If we let \(\gamma_i = E[z_i \mid Y = y, \theta= \theta^{(n)}]\), then our new parameters are \[ \begin{align*} \theta^{(n+1)}_0 &= \frac{\sum_{i=1}^n (1 - \gamma_i) y_i}{\sum_{i=1}^n (1 - \gamma_i)}\\ \theta^{(n+1)}_1 &= \frac{\sum_{i=1}^n \gamma_i y_i}{\sum_{i=1}^n \gamma_i}\\ p^{(n+1)} &= \sum_{i=1}^n \gamma_i / n \end{align*} \]
Let’s look at what the M step looks like on our data.
Remember our previous parameter estimates were \(\theta_0^{(n)} = -1\), \(\theta_2^{(n)} = 2\), and \(p^{(n)} = .5\). The true centers are at \(-2\) and \(3\).

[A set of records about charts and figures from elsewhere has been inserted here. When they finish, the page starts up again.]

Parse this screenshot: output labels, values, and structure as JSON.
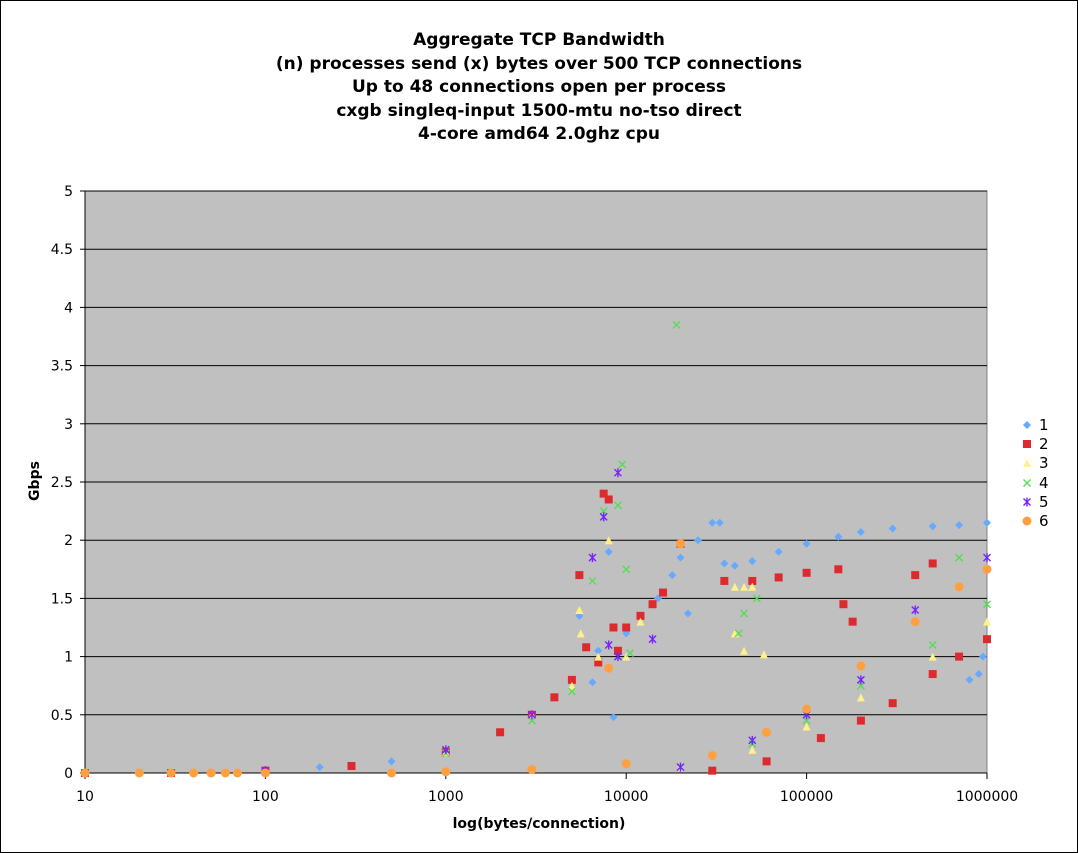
{
  "chart_data": {
    "type": "scatter",
    "title_lines": [
      "Aggregate TCP Bandwidth",
      "(n) processes send (x) bytes over 500 TCP connections",
      "Up to 48 connections open per process",
      "cxgb singleq-input 1500-mtu no-tso direct",
      "4-core amd64 2.0ghz cpu"
    ],
    "xlabel": "log(bytes/connection)",
    "ylabel": "Gbps",
    "xscale": "log",
    "xlim": [
      10,
      1000000
    ],
    "ylim": [
      0,
      5
    ],
    "xticks": [
      "10",
      "100",
      "1000",
      "10000",
      "100000",
      "1000000"
    ],
    "yticks": [
      "0",
      "0.5",
      "1",
      "1.5",
      "2",
      "2.5",
      "3",
      "3.5",
      "4",
      "4.5",
      "5"
    ],
    "grid": true,
    "legend_position": "right",
    "series": [
      {
        "name": "1",
        "color": "#66aaff",
        "marker": "diamond",
        "points": [
          [
            10,
            0
          ],
          [
            20,
            0
          ],
          [
            50,
            0
          ],
          [
            100,
            0.02
          ],
          [
            200,
            0.05
          ],
          [
            500,
            0.1
          ],
          [
            1000,
            0.18
          ],
          [
            2000,
            0.35
          ],
          [
            3000,
            0.5
          ],
          [
            5000,
            0.8
          ],
          [
            5500,
            1.35
          ],
          [
            6500,
            0.78
          ],
          [
            7000,
            1.05
          ],
          [
            8000,
            1.9
          ],
          [
            8500,
            0.48
          ],
          [
            10000,
            1.2
          ],
          [
            12000,
            1.35
          ],
          [
            15000,
            1.5
          ],
          [
            18000,
            1.7
          ],
          [
            20000,
            1.85
          ],
          [
            22000,
            1.37
          ],
          [
            25000,
            2.0
          ],
          [
            30000,
            2.15
          ],
          [
            33000,
            2.15
          ],
          [
            35000,
            1.8
          ],
          [
            40000,
            1.78
          ],
          [
            50000,
            1.82
          ],
          [
            70000,
            1.9
          ],
          [
            100000,
            1.97
          ],
          [
            150000,
            2.03
          ],
          [
            200000,
            2.07
          ],
          [
            300000,
            2.1
          ],
          [
            500000,
            2.12
          ],
          [
            700000,
            2.13
          ],
          [
            1000000,
            2.15
          ],
          [
            800000,
            0.8
          ],
          [
            900000,
            0.85
          ],
          [
            950000,
            1.0
          ]
        ]
      },
      {
        "name": "2",
        "color": "#dd2a2f",
        "marker": "square",
        "points": [
          [
            10,
            0
          ],
          [
            30,
            0
          ],
          [
            100,
            0.02
          ],
          [
            300,
            0.06
          ],
          [
            1000,
            0.18
          ],
          [
            2000,
            0.35
          ],
          [
            3000,
            0.5
          ],
          [
            4000,
            0.65
          ],
          [
            5000,
            0.8
          ],
          [
            5500,
            1.7
          ],
          [
            6000,
            1.08
          ],
          [
            7000,
            0.95
          ],
          [
            7500,
            2.4
          ],
          [
            8000,
            2.35
          ],
          [
            8500,
            1.25
          ],
          [
            9000,
            1.05
          ],
          [
            10000,
            1.25
          ],
          [
            12000,
            1.35
          ],
          [
            14000,
            1.45
          ],
          [
            16000,
            1.55
          ],
          [
            20000,
            1.97
          ],
          [
            35000,
            1.65
          ],
          [
            50000,
            1.65
          ],
          [
            70000,
            1.68
          ],
          [
            100000,
            1.72
          ],
          [
            150000,
            1.75
          ],
          [
            160000,
            1.45
          ],
          [
            180000,
            1.3
          ],
          [
            30000,
            0.02
          ],
          [
            60000,
            0.1
          ],
          [
            120000,
            0.3
          ],
          [
            200000,
            0.45
          ],
          [
            300000,
            0.6
          ],
          [
            500000,
            0.85
          ],
          [
            700000,
            1.0
          ],
          [
            1000000,
            1.15
          ],
          [
            400000,
            1.7
          ],
          [
            500000,
            1.8
          ]
        ]
      },
      {
        "name": "3",
        "color": "#fff08a",
        "marker": "triangle",
        "points": [
          [
            1000,
            0.18
          ],
          [
            3000,
            0.5
          ],
          [
            5000,
            0.75
          ],
          [
            5500,
            1.4
          ],
          [
            5600,
            1.2
          ],
          [
            7000,
            1.0
          ],
          [
            8000,
            2.0
          ],
          [
            10000,
            1.0
          ],
          [
            12000,
            1.3
          ],
          [
            40000,
            1.6
          ],
          [
            45000,
            1.6
          ],
          [
            50000,
            1.6
          ],
          [
            40000,
            1.2
          ],
          [
            45000,
            1.05
          ],
          [
            58000,
            1.02
          ],
          [
            20000,
            0.05
          ],
          [
            50000,
            0.2
          ],
          [
            100000,
            0.4
          ],
          [
            200000,
            0.65
          ],
          [
            500000,
            1.0
          ],
          [
            1000000,
            1.3
          ]
        ]
      },
      {
        "name": "4",
        "color": "#55dd55",
        "marker": "x",
        "points": [
          [
            1000,
            0.17
          ],
          [
            3000,
            0.45
          ],
          [
            5000,
            0.7
          ],
          [
            6500,
            1.65
          ],
          [
            7500,
            2.25
          ],
          [
            9000,
            2.3
          ],
          [
            9500,
            2.65
          ],
          [
            10000,
            1.75
          ],
          [
            10500,
            1.03
          ],
          [
            19000,
            3.85
          ],
          [
            42000,
            1.2
          ],
          [
            45000,
            1.37
          ],
          [
            53000,
            1.5
          ],
          [
            20000,
            0.05
          ],
          [
            50000,
            0.25
          ],
          [
            100000,
            0.45
          ],
          [
            200000,
            0.75
          ],
          [
            500000,
            1.1
          ],
          [
            1000000,
            1.45
          ],
          [
            700000,
            1.85
          ]
        ]
      },
      {
        "name": "5",
        "color": "#7722ff",
        "marker": "asterisk",
        "points": [
          [
            100,
            0.02
          ],
          [
            1000,
            0.2
          ],
          [
            3000,
            0.5
          ],
          [
            6500,
            1.85
          ],
          [
            7500,
            2.2
          ],
          [
            9000,
            2.58
          ],
          [
            8000,
            1.1
          ],
          [
            9000,
            1.0
          ],
          [
            14000,
            1.15
          ],
          [
            20000,
            0.05
          ],
          [
            50000,
            0.28
          ],
          [
            100000,
            0.5
          ],
          [
            200000,
            0.8
          ],
          [
            400000,
            1.4
          ],
          [
            1000000,
            1.85
          ]
        ]
      },
      {
        "name": "6",
        "color": "#ffa040",
        "marker": "circle",
        "points": [
          [
            10,
            0
          ],
          [
            20,
            0
          ],
          [
            30,
            0
          ],
          [
            40,
            0
          ],
          [
            50,
            0
          ],
          [
            60,
            0
          ],
          [
            70,
            0
          ],
          [
            100,
            0
          ],
          [
            500,
            0
          ],
          [
            1000,
            0.01
          ],
          [
            3000,
            0.03
          ],
          [
            10000,
            0.08
          ],
          [
            20000,
            1.97
          ],
          [
            8000,
            0.9
          ],
          [
            30000,
            0.15
          ],
          [
            60000,
            0.35
          ],
          [
            100000,
            0.55
          ],
          [
            200000,
            0.92
          ],
          [
            400000,
            1.3
          ],
          [
            700000,
            1.6
          ],
          [
            1000000,
            1.75
          ]
        ]
      }
    ]
  }
}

## [1] 2.88475## [1] -1.599996## [1] 0.536838We can prove that EM is an ascent algorithm
Tends to converge rather slowly
No guarantee of getting a global maximum of the likelihood (but sometimes this is a good thing…)
When is this useful?
When it is easy to get distributions over the missing variables given the current parameter estimates.
When the problem simplifies after introduction of the missing variables.
These two conditions often hold in latent variable models, which also tend not to be convex.